私は、これらの一連の報道に接し、これまで彼ら彼女らの記録や結果にだけ目が行き、彼ら彼女らが、人知れずかかえてきた苦悩や悲しみ、痛みなどについて、思いをいたすことがなかったなあと、つくづく思いました。
アメリカでは、スポーツ選手やミュージシャンなどが、社会的発言や行動を示すことは、これまでも度々ありました。そのことは多くの共感を呼ぶことがあるのですが、批判の声も多いようです。そういう社会問題や政治的問題への発言や行動には、かなりのリスクも覚悟しなければならないようです。それでも彼らは、発言行動せずにはおれないものがあるのでしょう。日本でもようやくそういう気運が生まれつつあるようです。大坂選手の行動に対して「アスリートは政治に関わるべきではない」という批判がありましたが、その声に対して「これは人権問題だ」と、彼女は真っ向から反論したという記事もありました。
私が今回の報道で、特に心をゆさぶられたことがあります。それは、大坂なおみさんが決勝戦を制し、優勝後のインタビューを受けたときのことです。その場面を、たまたま私はテレビで観ていたのですが、インタビュアーが、「あなたが、あのマスクに込めたメッセージは何ですか」と問いかけたとき、彼女は少し考えてから、次のように答えたのです。
「質問を返すようですが、あなたがあのマスクから受けとめたメッセージは何ですか」と。
実は、私は彼女が質問にどう応答するだろうかと、注目していたのです。そして、彼女が少し間をおいてから「あなた自身は、私のメッセージをどのように受けとめましたか」と答えたことに、私は強烈に心がゆり動かされたのです。そしてしばらくして、これは私への問いかけでもあるなと思ったのです。
新聞のコメントには「人種や性別による差別は米国だけの話ではなく、日本にもあるという意味ではないか。問われるべきは、我々ではないか」とありました。正に問われるべきは、私なのだと思います。私がこの大坂なおみさんのメッセージを、どのように受けとめるのかが問われているのです。
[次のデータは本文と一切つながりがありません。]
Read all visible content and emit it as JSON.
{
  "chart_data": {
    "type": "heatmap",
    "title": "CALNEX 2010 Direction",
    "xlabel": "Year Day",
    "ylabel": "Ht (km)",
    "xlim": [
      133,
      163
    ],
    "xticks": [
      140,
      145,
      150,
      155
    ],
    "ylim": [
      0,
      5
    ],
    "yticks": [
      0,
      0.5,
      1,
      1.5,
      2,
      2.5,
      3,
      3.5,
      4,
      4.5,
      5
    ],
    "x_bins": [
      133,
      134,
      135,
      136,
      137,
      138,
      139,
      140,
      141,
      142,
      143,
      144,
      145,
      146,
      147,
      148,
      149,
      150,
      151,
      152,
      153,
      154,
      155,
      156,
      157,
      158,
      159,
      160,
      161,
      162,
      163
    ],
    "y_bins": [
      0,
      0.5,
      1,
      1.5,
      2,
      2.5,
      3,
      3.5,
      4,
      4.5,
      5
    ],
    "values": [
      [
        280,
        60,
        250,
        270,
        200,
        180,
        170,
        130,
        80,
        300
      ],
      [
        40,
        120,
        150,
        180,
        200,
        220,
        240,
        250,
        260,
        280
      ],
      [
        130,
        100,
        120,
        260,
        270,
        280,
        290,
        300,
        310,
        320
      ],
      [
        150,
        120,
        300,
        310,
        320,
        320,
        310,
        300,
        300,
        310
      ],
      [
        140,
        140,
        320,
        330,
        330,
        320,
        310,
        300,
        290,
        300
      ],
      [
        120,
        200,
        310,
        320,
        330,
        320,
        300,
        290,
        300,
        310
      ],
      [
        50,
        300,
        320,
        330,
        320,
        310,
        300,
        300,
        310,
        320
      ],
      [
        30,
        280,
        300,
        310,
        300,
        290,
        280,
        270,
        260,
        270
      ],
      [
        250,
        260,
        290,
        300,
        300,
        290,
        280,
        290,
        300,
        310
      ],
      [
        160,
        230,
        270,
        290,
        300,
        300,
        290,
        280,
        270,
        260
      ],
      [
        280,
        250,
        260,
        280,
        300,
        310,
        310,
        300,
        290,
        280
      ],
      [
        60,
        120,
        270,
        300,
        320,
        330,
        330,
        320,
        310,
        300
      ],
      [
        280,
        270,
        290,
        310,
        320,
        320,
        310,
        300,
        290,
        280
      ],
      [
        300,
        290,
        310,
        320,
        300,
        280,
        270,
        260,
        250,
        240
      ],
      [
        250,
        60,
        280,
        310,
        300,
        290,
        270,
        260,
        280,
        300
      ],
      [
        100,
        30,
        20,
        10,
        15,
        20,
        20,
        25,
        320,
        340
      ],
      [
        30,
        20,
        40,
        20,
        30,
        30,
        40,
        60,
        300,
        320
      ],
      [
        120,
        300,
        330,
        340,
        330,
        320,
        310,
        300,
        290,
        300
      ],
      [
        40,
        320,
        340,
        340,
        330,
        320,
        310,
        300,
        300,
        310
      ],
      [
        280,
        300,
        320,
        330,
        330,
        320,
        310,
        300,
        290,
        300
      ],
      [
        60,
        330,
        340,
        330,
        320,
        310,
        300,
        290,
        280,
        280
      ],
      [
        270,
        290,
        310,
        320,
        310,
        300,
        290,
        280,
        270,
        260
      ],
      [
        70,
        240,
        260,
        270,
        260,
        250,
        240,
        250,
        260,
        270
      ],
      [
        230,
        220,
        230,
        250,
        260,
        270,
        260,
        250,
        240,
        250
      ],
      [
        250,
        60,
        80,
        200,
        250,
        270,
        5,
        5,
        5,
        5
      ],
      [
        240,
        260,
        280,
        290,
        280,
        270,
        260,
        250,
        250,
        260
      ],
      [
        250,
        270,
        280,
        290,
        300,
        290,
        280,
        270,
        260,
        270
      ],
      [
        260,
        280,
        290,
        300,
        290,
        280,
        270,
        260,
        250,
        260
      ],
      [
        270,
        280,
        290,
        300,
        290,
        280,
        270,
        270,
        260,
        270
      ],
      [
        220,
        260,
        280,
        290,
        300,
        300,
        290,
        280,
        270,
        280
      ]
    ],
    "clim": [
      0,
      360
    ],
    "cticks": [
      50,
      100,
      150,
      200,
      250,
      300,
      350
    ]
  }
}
私たちが何気なく抱いている様々な先入観や固定観念が、偏見や差別を生み出しているのですが、そのことに中々気づかないのですね。そういう私たちに「あなたはどう思いますか」と問いかけている声が、実は身のまわりにあるのでしょう。声なき声といいますか。そういう声を聞く耳を塞いではならないのでしょう。
長々と述べてきましたが、このような社会問題は、お念仏の教えとは関係ないのではという感想をもつ方もおられるかもしれません。
実は、私たちの宗祖である親鸞聖人という方のご生涯をたどりますと、当時の世の乱れや自然災害に苦しむ民衆との生活の中で、人々の苦しみ悲しみに接し、そこにある様々な問題を仏法に聞いていかれたのです。民衆の一人となってお念仏に真実のアミダ仏の声を聞いていかれたのですね。
お念仏は「あなたは、そんな生き方をしていていいのですか」というアミダ様の声ですと、私たちは教えられてきました。その意味では、日々のくらしの中で、家族との生活、地域の人々との関わりの中で、またテレビや新聞報道などを通して、常に「私においてはどうなのか、どのように考えるのか」とわが身に問いかえす、そのことが念仏生活なのでしょう。
今は亡き安田理深(やすだ りじん)という先生の言葉をご紹介します。
「純粋に考えていく道を念仏というのかもしれんですね。念仏は教理じゃないんだ。予定概念をすてて聞いてゆくということです。聞其名号【もんごみょうごう】(その名号を聞く)というように。誰からも聞く。あらゆるものから聞く。本からも聞くばかりじゃない。人生からも聞く。これほど強い道はないです。」
「これほど強い道」という意味は、これほど確かな道はないということなのだと、私は受け止めています。聞いていく。そして自分の中で考えていく。そういう生活を親鸞聖人は「聞思」(もんし)という言葉で教えてくださいます。
ナンマンダ仏の道、念仏往生の道とは、ひたすら聞いていく道なのですね。このことひとつを、先祖は私たちに相続してくださったのですね。